Prenant la mesure du lourd tribut payé à la crise par le BTP limousin, 1500 emplois et près de 3000 emplois induits perdus depuis 2010, les services de l’Etat veulent relancer la machine. Pour ce faire, la préfecture vient d’organiser des assises de la commande publique ce 19 février. Le but : « former et informer entreprises et collectivités pour lutter contre les idées reçues », explique le préfet Laurent Cayrel.
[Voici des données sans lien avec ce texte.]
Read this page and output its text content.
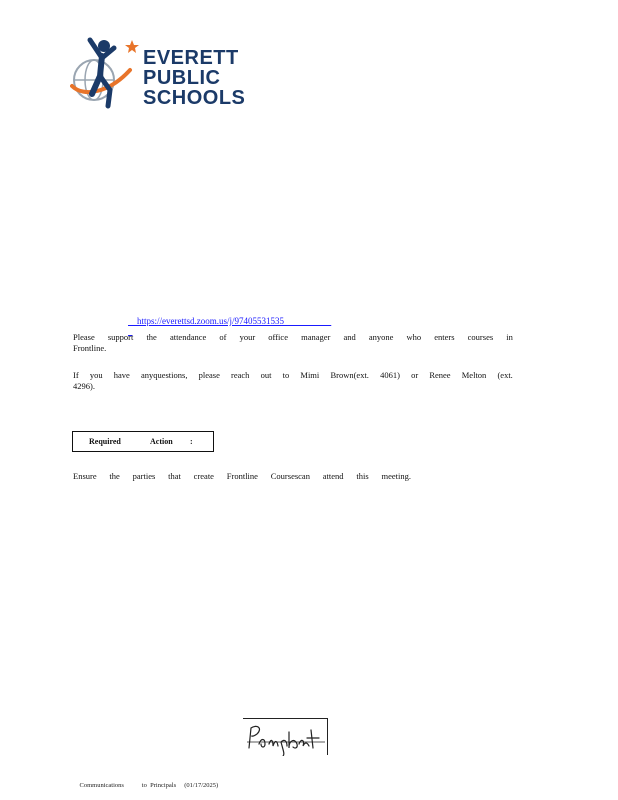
EVERETT
PUBLIC
SCHOOLS

https://everettsd.zoom.us/j/97405531535

Please support the attendance of your office manager and anyone who enters courses in
Frontline.
If you have anyquestions, please reach out to Mimi Brown(ext. 4061) or Renee Melton (ext.
4296).
Required	Action :
Ensure the parties that create Frontline Coursescan attend this meeting.

Communications	to Principals (01/17/2025)
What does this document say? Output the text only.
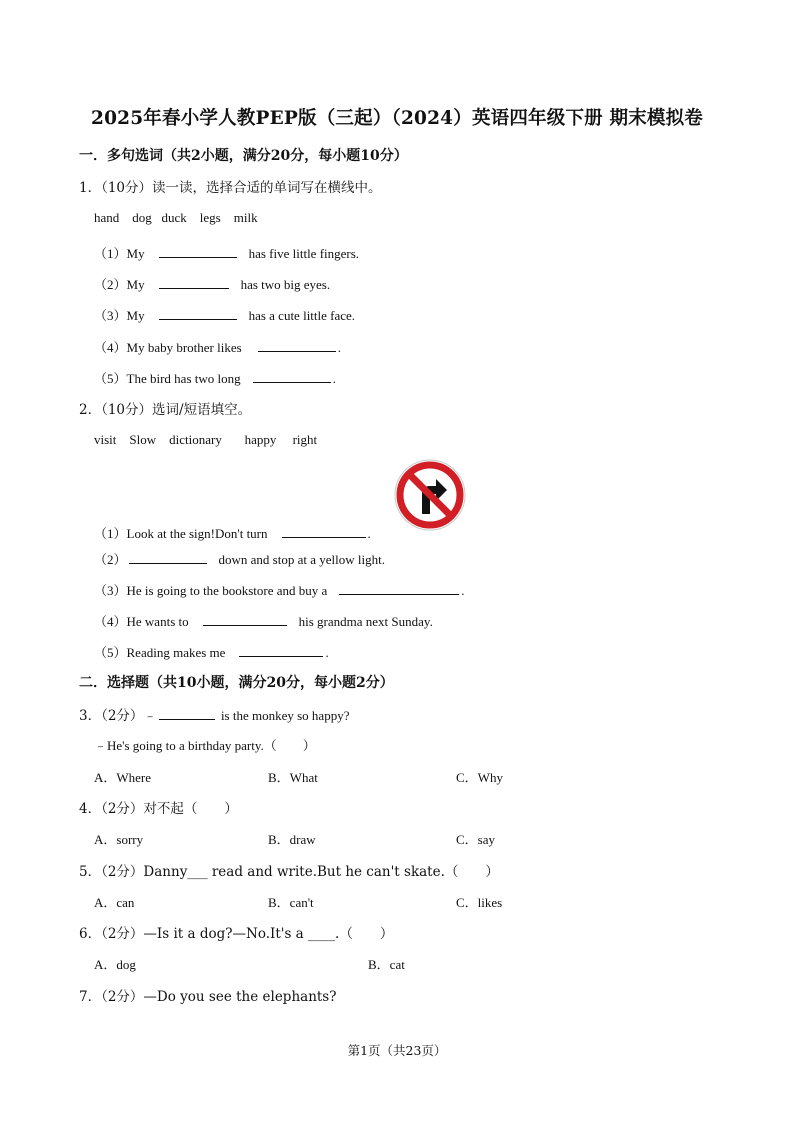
2025年春小学人教PEP版（三起）（2024）英语四年级下册 期末模拟卷
一．多句选词（共2小题，满分20分，每小题10分）
1．（10分）读一读，选择合适的单词写在横线中。
hand    dog   duck    legs    milk
（1）My	has five little fingers.
（2）My	has two big eyes.
（3）My	has a cute little face.
（4）My baby brother likes	.
（5）The bird has two long	.
2．（10分）选词/短语填空。
visit    Slow    dictionary       happy     right
（1）Look at the sign!Don't turn	.
（2）	down and stop at a yellow light.
（3）He is going to the bookstore and buy a	.
（4）He wants to	his grandma next Sunday.
（5）Reading makes me	.
二．选择题（共10小题，满分20分，每小题2分）
3．（2分）﹣	is the monkey so happy?
﹣He's going to a birthday party.（　　）
A．Where	B．What	C．Why
4．（2分）对不起（　　）
A．sorry	B．draw	C．say
5．（2分）Danny___ read and write.But he can't skate.（　　）
A．can	B．can't	C．likes
6．（2分）—Is it a dog?—No.It's a ____.（　　）
A．dog	B．cat
7．（2分）—Do you see the elephants?
第1页（共23页）
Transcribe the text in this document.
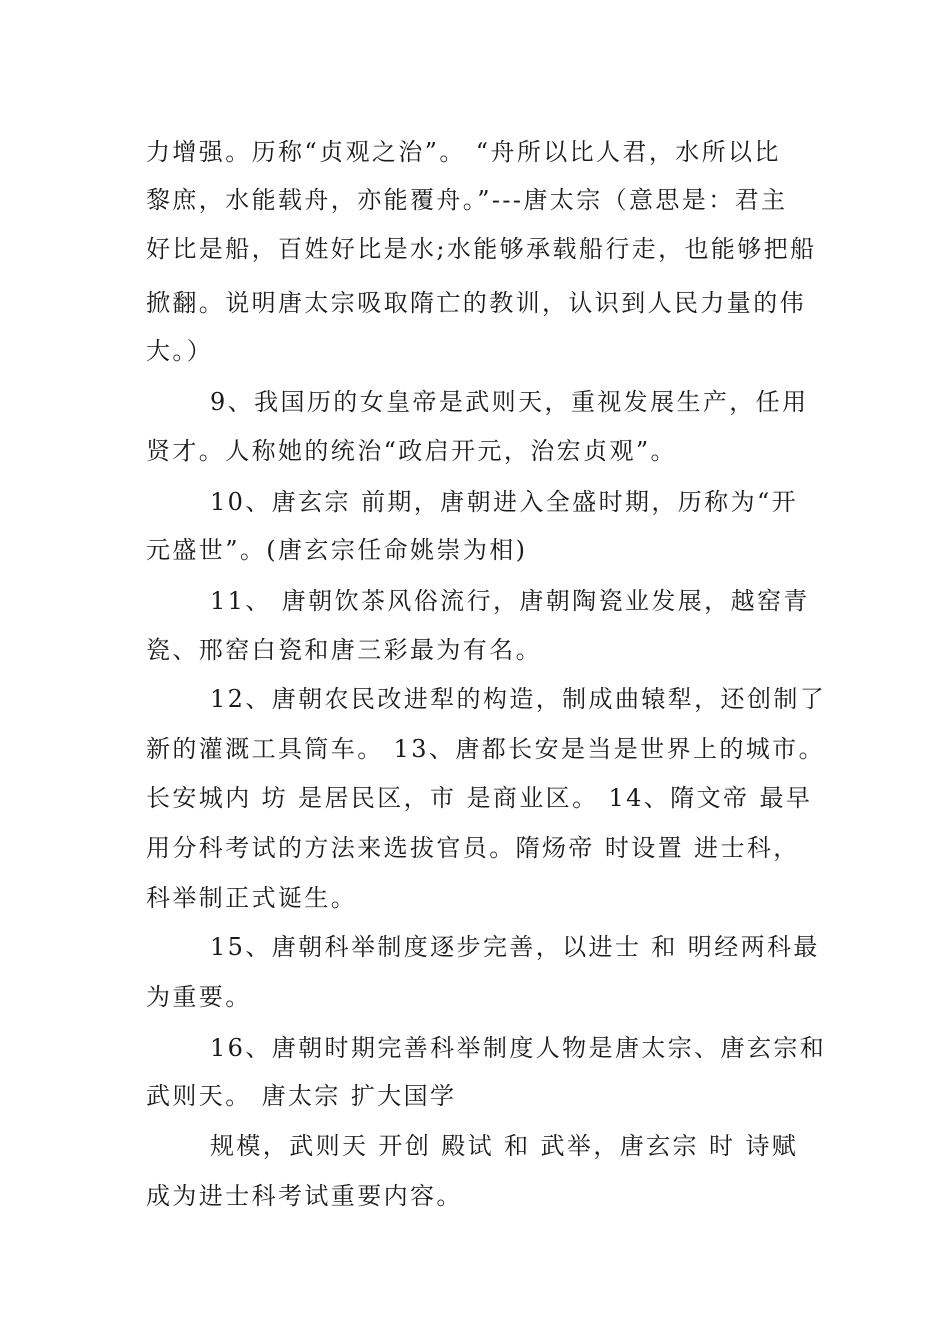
力增强。历称“贞观之治”。 “舟所以比人君，水所以比
黎庶，水能载舟，亦能覆舟。”---唐太宗（意思是：君主
好比是船，百姓好比是水;水能够承载船行走，也能够把船
掀翻。说明唐太宗吸取隋亡的教训，认识到人民力量的伟
大。）
9、我国历的女皇帝是武则天，重视发展生产，任用
贤才。人称她的统治“政启开元，治宏贞观”。
10、唐玄宗 前期，唐朝进入全盛时期，历称为“开
元盛世”。(唐玄宗任命姚崇为相)
11、 唐朝饮茶风俗流行，唐朝陶瓷业发展，越窑青
瓷、邢窑白瓷和唐三彩最为有名。
12、唐朝农民改进犁的构造，制成曲辕犁，还创制了
新的灌溉工具筒车。 13、唐都长安是当是世界上的城市。
长安城内 坊 是居民区，市 是商业区。 14、隋文帝 最早
用分科考试的方法来选拔官员。隋炀帝 时设置 进士科，
科举制正式诞生。
15、唐朝科举制度逐步完善，以进士 和 明经两科最
为重要。
16、唐朝时期完善科举制度人物是唐太宗、唐玄宗和
武则天。 唐太宗 扩大国学
规模，武则天 开创 殿试 和 武举，唐玄宗 时 诗赋
成为进士科考试重要内容。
Reconnaissant que « les collectivités sont sous le choc de la réduction des dotations » il estime néanmoins qu’ « elles ont parfois une vision fausse de la situation. » En effet, si les budgets de fonctionnement baissent, les subsides dédiés à l’investissement augmentent. La dotation d’équipement territorial et rural (DETR) 2014-2015 a ainsi augmenté en moyenne de 40% sur la région. Mais les chiffres disent aussi que cet effort ne se traduit pas par une réinjection dans l’économie locale. En 2013, les trois départements ont investi 521 millions d’euros dans le BTP, un montant en baisse.
« Les collectivités privilégient le fonctionnement à l’investissement »
Jean-Paul Bardet, président de la fédération française du bâtiment 87 (FFB) souscrit. Il estime que « les collectivités privilégient le fonctionnement à l’investissement. » Son constat est amer : « ici, la commande publique fait défaut, et les chiffres de janvier confirment que c’est une tendance de fond. Février est pourtant le mois du retour des grues, mais à Limoges il n’y en a qu’une, c’est celle de la cité judiciaire ! »
Les premières victimes restent les entreprises locales. « Il est regrettable, note la préfecture, qu’un certain nombre de marchés échappent aux entreprises locales. » TPE et PME ont en effet le plus grand mal à accéder aux marchés publics d’ampleur. Ainsi en France en 2013, les PME représentaient 58 % des commandes, mais seulement 27 % des sommes investies. Laurent Cayrel pointe tant la prudence et une interprétation parfois trop stricte du code des marchés publics par les collectivités, qu’un manque de préparation des entreprises. « D’un côté nous avons les collectivités qui, pour éviter que leurs choix ne soient remis en cause se bornent à une stricte lecture du code des marchés publics, notamment en choisissant systématiquement l’offre la moins chère, au mépris de dispositions certes plus complexes, mais plus pertinentes pour garder les entreprises locales dans la course. Et de l’autre, les entrepreneurs qui ne sont pas rompus au langage des administrations, et sont démotivés à l’idée de répondre à un appel d’offre. »
Conjoncture locale propre
A cela s’ajoute selon le préfet « une conjoncture propre au Limousin. D’abord en termes de bâti puisque les besoins, notamment en logements sociaux, sont très honorablement satisfaits ; mais aussi en termes démographiques car ici la population ne progresse pas ou peu. Ce qui ne veut pas dire qu’il n’y a pas besoin d’investissements, mais qu’ils doivent être pensés autrement, par exemple sous l’angle de l’amélioration énergétique. »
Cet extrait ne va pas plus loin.